Last semester, in the fall of 2020, I had the opportunity to share an early draft of my dissertation chapter with the Works in Progress Writing Group. The chapter, “The Rhetoric of Ownership in Shakespeare Pedagogy,” is the second chapter in my dissertation which focuses on approaches to teaching Shakespeare. 

In “The Rhetoric of Ownership in Shakespeare Pedagogy,” I take as a point of departure Ayanna Thompson and Laura Turchi’s observation that “the rhetoric of ownership is ubiquitous in rationales for the teaching of Shakespeare.”1 I analyze the frequent use of this rhetoric in Shakespeare pedagogy, and ultimately offer a critique. I argue that the rhetoric of ownership often stands as an ambiguous and rarely defined  learning objective. What does it mean to “own” Shakespeare? The rhetoric of ownership also, I argue, perpetuates problematic arguments about Shakespeare’s so-called universality.   
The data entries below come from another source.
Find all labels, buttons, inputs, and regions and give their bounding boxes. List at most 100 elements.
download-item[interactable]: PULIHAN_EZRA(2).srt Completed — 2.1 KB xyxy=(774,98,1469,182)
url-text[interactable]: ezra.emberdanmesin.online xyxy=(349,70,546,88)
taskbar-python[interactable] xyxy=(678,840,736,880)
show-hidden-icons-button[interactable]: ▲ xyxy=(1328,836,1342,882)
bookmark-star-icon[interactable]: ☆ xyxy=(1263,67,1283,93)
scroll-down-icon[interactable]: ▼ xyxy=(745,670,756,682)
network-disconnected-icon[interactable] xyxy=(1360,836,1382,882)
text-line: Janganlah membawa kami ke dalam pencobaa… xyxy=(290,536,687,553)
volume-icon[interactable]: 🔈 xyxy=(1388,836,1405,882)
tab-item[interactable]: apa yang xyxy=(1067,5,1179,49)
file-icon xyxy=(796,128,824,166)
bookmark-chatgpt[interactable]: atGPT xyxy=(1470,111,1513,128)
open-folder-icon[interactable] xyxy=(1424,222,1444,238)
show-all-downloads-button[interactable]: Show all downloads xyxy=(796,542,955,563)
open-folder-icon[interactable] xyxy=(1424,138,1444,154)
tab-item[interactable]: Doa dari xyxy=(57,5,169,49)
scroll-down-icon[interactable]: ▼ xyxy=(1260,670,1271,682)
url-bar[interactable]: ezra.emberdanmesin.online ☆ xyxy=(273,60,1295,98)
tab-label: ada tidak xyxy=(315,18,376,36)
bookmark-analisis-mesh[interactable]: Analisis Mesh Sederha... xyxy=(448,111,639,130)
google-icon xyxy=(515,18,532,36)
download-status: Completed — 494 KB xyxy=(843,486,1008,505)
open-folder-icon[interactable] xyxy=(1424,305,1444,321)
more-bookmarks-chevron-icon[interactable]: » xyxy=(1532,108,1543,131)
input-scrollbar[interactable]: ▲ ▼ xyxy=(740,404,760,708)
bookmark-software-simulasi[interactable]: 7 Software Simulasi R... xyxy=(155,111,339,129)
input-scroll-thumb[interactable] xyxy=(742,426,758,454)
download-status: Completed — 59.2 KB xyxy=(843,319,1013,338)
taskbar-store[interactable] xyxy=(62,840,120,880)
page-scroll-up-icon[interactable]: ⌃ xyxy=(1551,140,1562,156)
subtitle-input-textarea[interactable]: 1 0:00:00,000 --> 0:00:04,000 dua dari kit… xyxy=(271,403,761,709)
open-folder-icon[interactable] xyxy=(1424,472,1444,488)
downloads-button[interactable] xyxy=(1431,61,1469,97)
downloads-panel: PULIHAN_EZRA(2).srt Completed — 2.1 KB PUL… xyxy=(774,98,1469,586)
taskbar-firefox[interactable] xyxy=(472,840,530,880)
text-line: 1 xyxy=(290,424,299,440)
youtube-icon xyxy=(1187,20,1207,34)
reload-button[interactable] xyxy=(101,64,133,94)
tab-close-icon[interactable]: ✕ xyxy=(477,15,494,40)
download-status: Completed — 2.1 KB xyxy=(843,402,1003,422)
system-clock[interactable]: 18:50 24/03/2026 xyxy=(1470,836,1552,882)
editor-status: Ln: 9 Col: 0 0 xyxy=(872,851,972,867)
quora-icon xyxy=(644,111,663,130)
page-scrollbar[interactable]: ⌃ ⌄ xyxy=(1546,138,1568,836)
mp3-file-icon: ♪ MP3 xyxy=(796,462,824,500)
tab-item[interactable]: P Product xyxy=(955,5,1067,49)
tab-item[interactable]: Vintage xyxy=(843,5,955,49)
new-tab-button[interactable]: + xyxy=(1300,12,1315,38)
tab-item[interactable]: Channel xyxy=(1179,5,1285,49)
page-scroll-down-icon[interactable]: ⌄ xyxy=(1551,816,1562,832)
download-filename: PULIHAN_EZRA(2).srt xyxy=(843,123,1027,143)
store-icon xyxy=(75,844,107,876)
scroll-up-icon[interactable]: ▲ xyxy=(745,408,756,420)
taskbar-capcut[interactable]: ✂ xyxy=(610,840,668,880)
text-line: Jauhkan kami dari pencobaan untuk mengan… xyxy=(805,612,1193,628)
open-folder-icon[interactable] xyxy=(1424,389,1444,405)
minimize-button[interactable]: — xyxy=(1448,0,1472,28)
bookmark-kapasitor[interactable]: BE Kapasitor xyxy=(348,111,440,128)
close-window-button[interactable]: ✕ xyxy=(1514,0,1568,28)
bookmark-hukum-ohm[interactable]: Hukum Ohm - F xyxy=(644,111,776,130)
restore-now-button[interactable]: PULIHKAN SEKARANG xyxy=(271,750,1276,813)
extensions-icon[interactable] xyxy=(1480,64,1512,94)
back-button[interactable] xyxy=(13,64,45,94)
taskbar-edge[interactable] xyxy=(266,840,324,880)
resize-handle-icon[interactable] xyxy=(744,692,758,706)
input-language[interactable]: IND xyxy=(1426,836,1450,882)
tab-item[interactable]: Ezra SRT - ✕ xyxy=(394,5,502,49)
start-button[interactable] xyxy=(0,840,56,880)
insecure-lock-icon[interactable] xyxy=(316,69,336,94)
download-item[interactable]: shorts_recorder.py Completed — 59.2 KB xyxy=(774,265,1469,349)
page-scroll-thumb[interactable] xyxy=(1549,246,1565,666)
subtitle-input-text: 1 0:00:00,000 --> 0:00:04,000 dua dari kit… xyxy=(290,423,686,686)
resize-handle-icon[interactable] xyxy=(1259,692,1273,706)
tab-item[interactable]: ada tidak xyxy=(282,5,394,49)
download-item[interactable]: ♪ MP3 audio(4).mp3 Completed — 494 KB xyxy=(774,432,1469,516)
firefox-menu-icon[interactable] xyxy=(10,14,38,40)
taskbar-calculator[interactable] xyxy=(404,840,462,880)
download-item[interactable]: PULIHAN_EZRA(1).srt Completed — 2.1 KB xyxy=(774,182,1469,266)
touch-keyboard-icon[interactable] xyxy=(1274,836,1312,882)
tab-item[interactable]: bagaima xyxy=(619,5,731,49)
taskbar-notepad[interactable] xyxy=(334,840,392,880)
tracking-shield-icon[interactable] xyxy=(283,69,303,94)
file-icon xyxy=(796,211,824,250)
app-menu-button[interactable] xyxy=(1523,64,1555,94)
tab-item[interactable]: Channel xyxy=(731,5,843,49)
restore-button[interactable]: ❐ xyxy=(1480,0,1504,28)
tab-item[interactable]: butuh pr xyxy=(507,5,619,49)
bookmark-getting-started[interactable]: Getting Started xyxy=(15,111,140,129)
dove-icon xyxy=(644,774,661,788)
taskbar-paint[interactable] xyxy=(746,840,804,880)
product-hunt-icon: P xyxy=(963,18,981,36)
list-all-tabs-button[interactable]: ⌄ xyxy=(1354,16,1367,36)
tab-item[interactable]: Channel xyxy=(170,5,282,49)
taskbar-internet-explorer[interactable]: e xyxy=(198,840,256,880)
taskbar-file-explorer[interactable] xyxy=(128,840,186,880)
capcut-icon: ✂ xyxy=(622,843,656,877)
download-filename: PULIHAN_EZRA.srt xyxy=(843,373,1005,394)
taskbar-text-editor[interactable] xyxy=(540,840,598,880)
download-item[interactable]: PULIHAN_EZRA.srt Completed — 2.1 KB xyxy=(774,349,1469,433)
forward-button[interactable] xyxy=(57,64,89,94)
We had  productive discussion in the Works in Progress Writing Group. We talked about the ways that the rhetoric of ownership seems to cross political boundaries, with both liberal and conservative commentators asserting that students should “own” Shakespeare; we noted the unique use of the rhetoric of ownership with Shakespeare (are students asked to “own” Donne, or Milton, or Beaumont and Fletcher?); and finally we discussed other ways to rhetorically acknowledge or encourage student agency in the study of Shakespeare.

I am grateful to the Works in Progress Writing Group for hosting me, and to the faculty and graduate students who thoughtfully read and responded to my work.    

 


1. Thompson, Ayanna, and Laura Turchi. Teaching Shakespeare with Purpose: A Student-Centered Approach. London: Bloomsbury Arden Shakespeare, 2016, 55.